The Invisible Workers by Afifa Faisal

As the government of Pakistan continues to neither ratify International Labour Organization’s Home Work Convention C-177 nor adopt a national policy on home-based workers, it is crucial to note that for poverty reduction, it is not the absolute creation of more job opportunities, but the nature of employment that matters.
When lack of decent work perpetuates urban slums, addressing the interests of low-income workers requires that the jobs being offered to them satisfy the four pillars of ILO’s Decent Work Agenda – employment opportunities, rights at work, social protection, and social dialogue. However, as access to decent work in the urban labour markets of Pakistan continue to decline, home-based workers (HBWs) as the lowest income group in the informal economy become the most invisible workers.
Home-based workers are either sub-contracted by formal enterprises to work on a piece-rate basis, or they are self-employed in small- scale enterprises that are often operated by families. They produce garments, make bangles, stitch shoes, weave carpets, process food, assemble automobile parts, and engage in other production from within homes. Yet, despite their contribution to the economic growth, HBWs are not defined as ‘workers’ and lack any social and legal protection.

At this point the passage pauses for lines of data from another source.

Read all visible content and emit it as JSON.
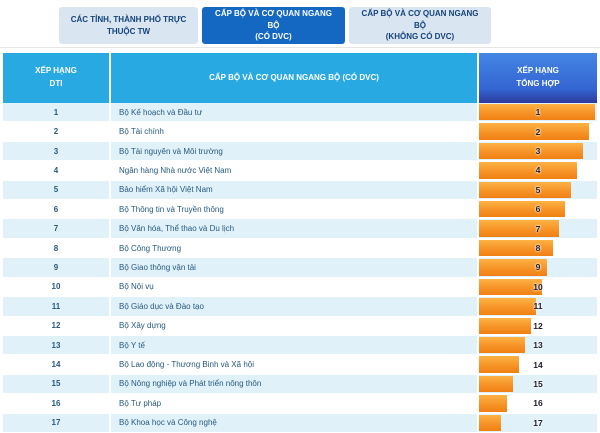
{
  "tabs": [
    {
      "label": "CÁC TỈNH, THÀNH PHỐ TRỰC\nTHUỘC TW",
      "active": false
    },
    {
      "label": "CẤP BỘ VÀ CƠ QUAN NGANG BỘ\n(CÓ DVC)",
      "active": true
    },
    {
      "label": "CẤP BỘ VÀ CƠ QUAN NGANG BỘ\n(KHÔNG CÓ DVC)",
      "active": false
    }
  ],
  "table": {
    "header": {
      "col1": "XẾP HẠNG\nDTI",
      "col2": "CẤP BỘ VÀ CƠ QUAN NGANG BỘ (CÓ DVC)",
      "col3": "XẾP HẠNG\nTỔNG HỢP"
    },
    "rows": [
      {
        "rank_dti": "1",
        "name": "Bộ Kế hoạch và Đầu tư",
        "rank_overall": "1",
        "bar_pct": 98
      },
      {
        "rank_dti": "2",
        "name": "Bộ Tài chính",
        "rank_overall": "2",
        "bar_pct": 93
      },
      {
        "rank_dti": "3",
        "name": "Bộ Tài nguyên và Môi trường",
        "rank_overall": "3",
        "bar_pct": 88
      },
      {
        "rank_dti": "4",
        "name": "Ngân hàng Nhà nước Việt Nam",
        "rank_overall": "4",
        "bar_pct": 83
      },
      {
        "rank_dti": "5",
        "name": "Bảo hiểm Xã hội Việt Nam",
        "rank_overall": "5",
        "bar_pct": 78
      },
      {
        "rank_dti": "6",
        "name": "Bộ Thông tin và Truyền thông",
        "rank_overall": "6",
        "bar_pct": 73
      },
      {
        "rank_dti": "7",
        "name": "Bộ Văn hóa, Thể thao và Du lịch",
        "rank_overall": "7",
        "bar_pct": 68
      },
      {
        "rank_dti": "8",
        "name": "Bộ Công Thương",
        "rank_overall": "8",
        "bar_pct": 63
      },
      {
        "rank_dti": "9",
        "name": "Bộ Giao thông vận tải",
        "rank_overall": "9",
        "bar_pct": 58
      },
      {
        "rank_dti": "10",
        "name": "Bộ Nội vụ",
        "rank_overall": "10",
        "bar_pct": 53
      },
      {
        "rank_dti": "11",
        "name": "Bộ Giáo dục và Đào tạo",
        "rank_overall": "11",
        "bar_pct": 48
      },
      {
        "rank_dti": "12",
        "name": "Bộ Xây dựng",
        "rank_overall": "12",
        "bar_pct": 44
      },
      {
        "rank_dti": "13",
        "name": "Bộ Y tế",
        "rank_overall": "13",
        "bar_pct": 39
      },
      {
        "rank_dti": "14",
        "name": "Bộ Lao động - Thương Binh và Xã hội",
        "rank_overall": "14",
        "bar_pct": 34
      },
      {
        "rank_dti": "15",
        "name": "Bộ Nông nghiệp và Phát triển nông thôn",
        "rank_overall": "15",
        "bar_pct": 29
      },
      {
        "rank_dti": "16",
        "name": "Bộ Tư pháp",
        "rank_overall": "16",
        "bar_pct": 24
      },
      {
        "rank_dti": "17",
        "name": "Bộ Khoa học và Công nghệ",
        "rank_overall": "17",
        "bar_pct": 19
      }
    ]
  },
  "chart_data": {
    "type": "bar",
    "orientation": "horizontal",
    "title": "XẾP HẠNG TỔNG HỢP — CẤP BỘ VÀ CƠ QUAN NGANG BỘ (CÓ DVC)",
    "categories": [
      "Bộ Kế hoạch và Đầu tư",
      "Bộ Tài chính",
      "Bộ Tài nguyên và Môi trường",
      "Ngân hàng Nhà nước Việt Nam",
      "Bảo hiểm Xã hội Việt Nam",
      "Bộ Thông tin và Truyền thông",
      "Bộ Văn hóa, Thể thao và Du lịch",
      "Bộ Công Thương",
      "Bộ Giao thông vận tải",
      "Bộ Nội vụ",
      "Bộ Giáo dục và Đào tạo",
      "Bộ Xây dựng",
      "Bộ Y tế",
      "Bộ Lao động - Thương Binh và Xã hội",
      "Bộ Nông nghiệp và Phát triển nông thôn",
      "Bộ Tư pháp",
      "Bộ Khoa học và Công nghệ"
    ],
    "values": [
      1,
      2,
      3,
      4,
      5,
      6,
      7,
      8,
      9,
      10,
      11,
      12,
      13,
      14,
      15,
      16,
      17
    ],
    "bar_length_pct": [
      98,
      93,
      88,
      83,
      78,
      73,
      68,
      63,
      58,
      53,
      48,
      44,
      39,
      34,
      29,
      24,
      19
    ],
    "legend_position": "none",
    "grid": false
  },
  "colors": {
    "header_cyan": "#29a9e1",
    "header_blue_top": "#4486e3",
    "header_blue_bottom": "#2c3a9c",
    "tab_active_bg": "#1568c2",
    "tab_inactive_bg": "#d9e5f1",
    "tab_inactive_text": "#14427b",
    "bar_orange_top": "#fcb344",
    "bar_orange_bottom": "#f08012",
    "row_alt_blue": "#e1f1fa",
    "row_text": "#27597e"
  }
}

Moreover, women home-based workers face additional concerns. While self-employed women workers may benefit from entrepreneurial enterprises, women workers are often constrained by limited human capital, lack of access to credit and property rights, gendered social norms which restrict them to the domestic space, reproductive responsibilities, and lack of agency over the allocation of space within their urban slum dwellings. In Pakistan, over 65 percent of all women workers and 4 percent of all male workers are estimated to be home-based. With women forming a disproportionate share of home-based workers, gendered implications of the lack of protection cannot be ignored.
In order to protect women home-based workers, Martha Alter Chen proposes a ‘3-V Framework’. The first V – ‘visibility’ –requires that women in the labour force are made visible through gender-specific labour force statistics.

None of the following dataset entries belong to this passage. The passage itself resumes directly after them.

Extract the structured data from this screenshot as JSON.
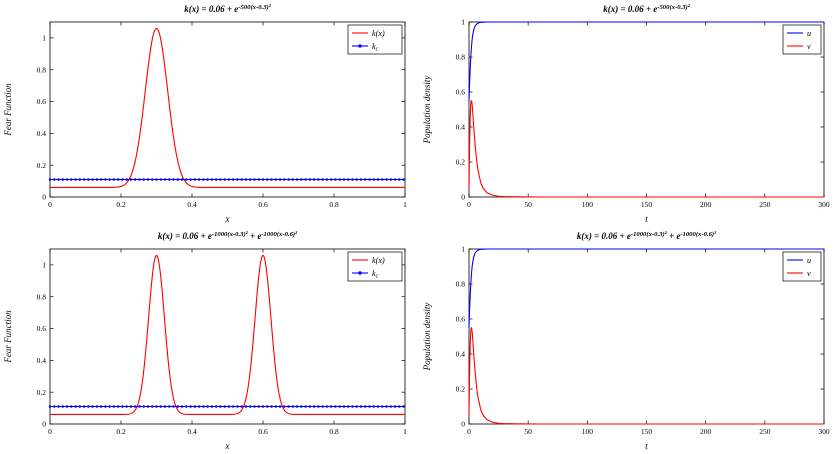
{
  "figure": {
    "background": "#ffffff"
  },
  "colors": {
    "red": "#ff0000",
    "blue": "#0000ff",
    "axis": "#000000"
  },
  "chart_data": [
    {
      "id": "fear-single",
      "type": "line",
      "title_segments": [
        {
          "t": "k(x) = 0.06 + e"
        },
        {
          "sup": "-500(x-0.3)²"
        }
      ],
      "xlabel": "x",
      "ylabel": "Fear  Function",
      "xlim": [
        0,
        1
      ],
      "ylim": [
        0,
        1.1
      ],
      "xticks": [
        0,
        0.2,
        0.4,
        0.6,
        0.8,
        1
      ],
      "xtick_labels": [
        "0",
        "0.2",
        "0.4",
        "0.6",
        "0.8",
        "1"
      ],
      "yticks": [
        0,
        0.2,
        0.4,
        0.6,
        0.8,
        1
      ],
      "ytick_labels": [
        "0",
        "0.2",
        "0.4",
        "0.6",
        "0.8",
        "1"
      ],
      "grid": false,
      "legend": {
        "position": "northeast",
        "width": 54,
        "entries": [
          {
            "label_segments": [
              {
                "t": "k(x)"
              }
            ],
            "color": "#ff0000",
            "marker": false
          },
          {
            "label_segments": [
              {
                "t": "k"
              },
              {
                "sub": "c"
              }
            ],
            "color": "#0000ff",
            "marker": true
          }
        ]
      },
      "series": [
        {
          "name": "k(x)",
          "color": "#ff0000",
          "kind": "gaussian_sum",
          "baseline": 0.06,
          "peaks": [
            {
              "center": 0.3,
              "coef": 500
            }
          ]
        },
        {
          "name": "k_c",
          "color": "#0000ff",
          "kind": "hline",
          "value": 0.11,
          "marker": true,
          "marker_step": 0.012
        }
      ]
    },
    {
      "id": "pop-single",
      "type": "line",
      "title_segments": [
        {
          "t": "k(x) = 0.06 + e"
        },
        {
          "sup": "-500(x-0.3)²"
        }
      ],
      "xlabel": "t",
      "ylabel": "Population  density",
      "xlim": [
        0,
        300
      ],
      "ylim": [
        0,
        1
      ],
      "xticks": [
        0,
        50,
        100,
        150,
        200,
        250,
        300
      ],
      "xtick_labels": [
        "0",
        "50",
        "100",
        "150",
        "200",
        "250",
        "300"
      ],
      "yticks": [
        0,
        0.2,
        0.4,
        0.6,
        0.8,
        1
      ],
      "ytick_labels": [
        "0",
        "0.2",
        "0.4",
        "0.6",
        "0.8",
        "1"
      ],
      "grid": false,
      "legend": {
        "position": "northeast",
        "width": 38,
        "entries": [
          {
            "label_segments": [
              {
                "t": "u"
              }
            ],
            "color": "#0000ff",
            "marker": false
          },
          {
            "label_segments": [
              {
                "t": "v"
              }
            ],
            "color": "#ff0000",
            "marker": false
          }
        ]
      },
      "series": [
        {
          "name": "u",
          "color": "#0000ff",
          "kind": "points",
          "t": [
            0,
            0.5,
            1,
            1.5,
            2,
            2.5,
            3,
            4,
            5,
            6,
            7,
            8,
            10,
            12,
            15,
            20,
            30,
            50,
            100,
            150,
            200,
            250,
            300
          ],
          "y": [
            0.55,
            0.65,
            0.73,
            0.8,
            0.85,
            0.89,
            0.92,
            0.955,
            0.975,
            0.985,
            0.99,
            0.995,
            0.998,
            0.999,
            1,
            1,
            1,
            1,
            1,
            1,
            1,
            1,
            1
          ]
        },
        {
          "name": "v",
          "color": "#ff0000",
          "kind": "points",
          "t": [
            0,
            0.3,
            0.6,
            1,
            1.4,
            1.8,
            2.2,
            2.6,
            3,
            3.5,
            4,
            5,
            6,
            7,
            8,
            10,
            12,
            15,
            20,
            25,
            30,
            40,
            60,
            100,
            150,
            200,
            250,
            300
          ],
          "y": [
            0.05,
            0.2,
            0.33,
            0.45,
            0.52,
            0.55,
            0.55,
            0.53,
            0.5,
            0.45,
            0.4,
            0.31,
            0.24,
            0.18,
            0.14,
            0.08,
            0.05,
            0.025,
            0.01,
            0.004,
            0.002,
            0.001,
            0,
            0,
            0,
            0,
            0,
            0
          ]
        }
      ]
    },
    {
      "id": "fear-double",
      "type": "line",
      "title_segments": [
        {
          "t": "k(x) = 0.06 + e"
        },
        {
          "sup": "-1000(x-0.3)²"
        },
        {
          "t": " + e"
        },
        {
          "sup": "-1000(x-0.6)²"
        }
      ],
      "xlabel": "x",
      "ylabel": "Fear  Function",
      "xlim": [
        0,
        1
      ],
      "ylim": [
        0,
        1.1
      ],
      "xticks": [
        0,
        0.2,
        0.4,
        0.6,
        0.8,
        1
      ],
      "xtick_labels": [
        "0",
        "0.2",
        "0.4",
        "0.6",
        "0.8",
        "1"
      ],
      "yticks": [
        0,
        0.2,
        0.4,
        0.6,
        0.8,
        1
      ],
      "ytick_labels": [
        "0",
        "0.2",
        "0.4",
        "0.6",
        "0.8",
        "1"
      ],
      "grid": false,
      "legend": {
        "position": "northeast",
        "width": 54,
        "entries": [
          {
            "label_segments": [
              {
                "t": "k(x)"
              }
            ],
            "color": "#ff0000",
            "marker": false
          },
          {
            "label_segments": [
              {
                "t": "k"
              },
              {
                "sub": "c"
              }
            ],
            "color": "#0000ff",
            "marker": true
          }
        ]
      },
      "series": [
        {
          "name": "k(x)",
          "color": "#ff0000",
          "kind": "gaussian_sum",
          "baseline": 0.06,
          "peaks": [
            {
              "center": 0.3,
              "coef": 1000
            },
            {
              "center": 0.6,
              "coef": 1000
            }
          ]
        },
        {
          "name": "k_c",
          "color": "#0000ff",
          "kind": "hline",
          "value": 0.11,
          "marker": true,
          "marker_step": 0.012
        }
      ]
    },
    {
      "id": "pop-double",
      "type": "line",
      "title_segments": [
        {
          "t": "k(x) = 0.06 + e"
        },
        {
          "sup": "-1000(x-0.3)²"
        },
        {
          "t": " + e"
        },
        {
          "sup": "-1000(x-0.6)²"
        }
      ],
      "xlabel": "t",
      "ylabel": "Population  density",
      "xlim": [
        0,
        300
      ],
      "ylim": [
        0,
        1
      ],
      "xticks": [
        0,
        50,
        100,
        150,
        200,
        250,
        300
      ],
      "xtick_labels": [
        "0",
        "50",
        "100",
        "150",
        "200",
        "250",
        "300"
      ],
      "yticks": [
        0,
        0.2,
        0.4,
        0.6,
        0.8,
        1
      ],
      "ytick_labels": [
        "0",
        "0.2",
        "0.4",
        "0.6",
        "0.8",
        "1"
      ],
      "grid": false,
      "legend": {
        "position": "northeast",
        "width": 38,
        "entries": [
          {
            "label_segments": [
              {
                "t": "u"
              }
            ],
            "color": "#0000ff",
            "marker": false
          },
          {
            "label_segments": [
              {
                "t": "v"
              }
            ],
            "color": "#ff0000",
            "marker": false
          }
        ]
      },
      "series": [
        {
          "name": "u",
          "color": "#0000ff",
          "kind": "points",
          "t": [
            0,
            0.5,
            1,
            1.5,
            2,
            2.5,
            3,
            4,
            5,
            6,
            7,
            8,
            10,
            12,
            15,
            20,
            30,
            50,
            100,
            150,
            200,
            250,
            300
          ],
          "y": [
            0.55,
            0.65,
            0.73,
            0.8,
            0.85,
            0.89,
            0.92,
            0.955,
            0.975,
            0.985,
            0.99,
            0.995,
            0.998,
            0.999,
            1,
            1,
            1,
            1,
            1,
            1,
            1,
            1,
            1
          ]
        },
        {
          "name": "v",
          "color": "#ff0000",
          "kind": "points",
          "t": [
            0,
            0.3,
            0.6,
            1,
            1.4,
            1.8,
            2.2,
            2.6,
            3,
            3.5,
            4,
            5,
            6,
            7,
            8,
            10,
            12,
            15,
            20,
            25,
            30,
            40,
            60,
            100,
            150,
            200,
            250,
            300
          ],
          "y": [
            0.05,
            0.2,
            0.33,
            0.45,
            0.52,
            0.55,
            0.55,
            0.53,
            0.5,
            0.45,
            0.4,
            0.31,
            0.24,
            0.18,
            0.14,
            0.08,
            0.05,
            0.025,
            0.01,
            0.004,
            0.002,
            0.001,
            0,
            0,
            0,
            0,
            0,
            0
          ]
        }
      ]
    }
  ]
}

As the least visible of informal workers, the data on home-based workers would help illuminate women workers’ role in the economy for necessary policy formulations. The second V – ‘voice’ – notes that women workers need organizations and trade unions through which they can voice their concerns. ILO’s C-177 for home-based workers is of particular significance here, because it calls for national legislations to acknowledge the contributions of home-based workers and ensure that employers establish minimum labour standards. Other organizations including local trade unions have also been proactive in some countries to improve the conditions of home-based workers.

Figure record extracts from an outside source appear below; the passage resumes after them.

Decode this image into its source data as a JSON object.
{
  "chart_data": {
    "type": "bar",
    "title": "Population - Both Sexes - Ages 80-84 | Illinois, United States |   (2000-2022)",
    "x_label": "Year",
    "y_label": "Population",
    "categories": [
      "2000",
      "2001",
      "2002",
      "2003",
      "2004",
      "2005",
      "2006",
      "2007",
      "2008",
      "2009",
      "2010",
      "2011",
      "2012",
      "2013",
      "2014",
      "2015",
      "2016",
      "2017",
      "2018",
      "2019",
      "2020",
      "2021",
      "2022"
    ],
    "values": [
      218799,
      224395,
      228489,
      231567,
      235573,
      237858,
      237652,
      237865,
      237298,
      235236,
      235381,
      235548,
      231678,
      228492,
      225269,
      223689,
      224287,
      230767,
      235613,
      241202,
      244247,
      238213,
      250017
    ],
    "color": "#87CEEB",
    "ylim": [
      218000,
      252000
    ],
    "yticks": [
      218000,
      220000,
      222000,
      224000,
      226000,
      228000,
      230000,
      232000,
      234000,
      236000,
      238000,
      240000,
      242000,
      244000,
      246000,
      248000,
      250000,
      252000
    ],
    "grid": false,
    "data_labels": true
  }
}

In India, for example, the Self-Employed Women’s Association (SEWA), a trade union of women informal workers, has been successful in negotiating decent piece-rates for home-based workers. The third and last V– ‘validity’ – demands that in order for women workers to be acknowledged as contributors to the economy, they should be incorporated into the labour laws as ‘workers’.

In commemorating the 101st International Women’s Day on March 8, the Home-Based Women Workers Federation (HBWWF) carried out a rally in Karachi in support of home-based women workers. Demanding the ratification of C-177 and the need to recognize home-based workers as ‘workers’ so that they are covered under social security schemes that offer health insurance, education, and pensions, the rally demanded protection of over 10 million women who engage in home-based work in Pakistan. As the informal economy of Pakistan continues to be a growing and permanent phenomenon, meeting the challenge of making visible the invisible home-based workers requires an urgent need to formulate a holistic policy framework which pays particular attention to the gender dynamics of home-based work.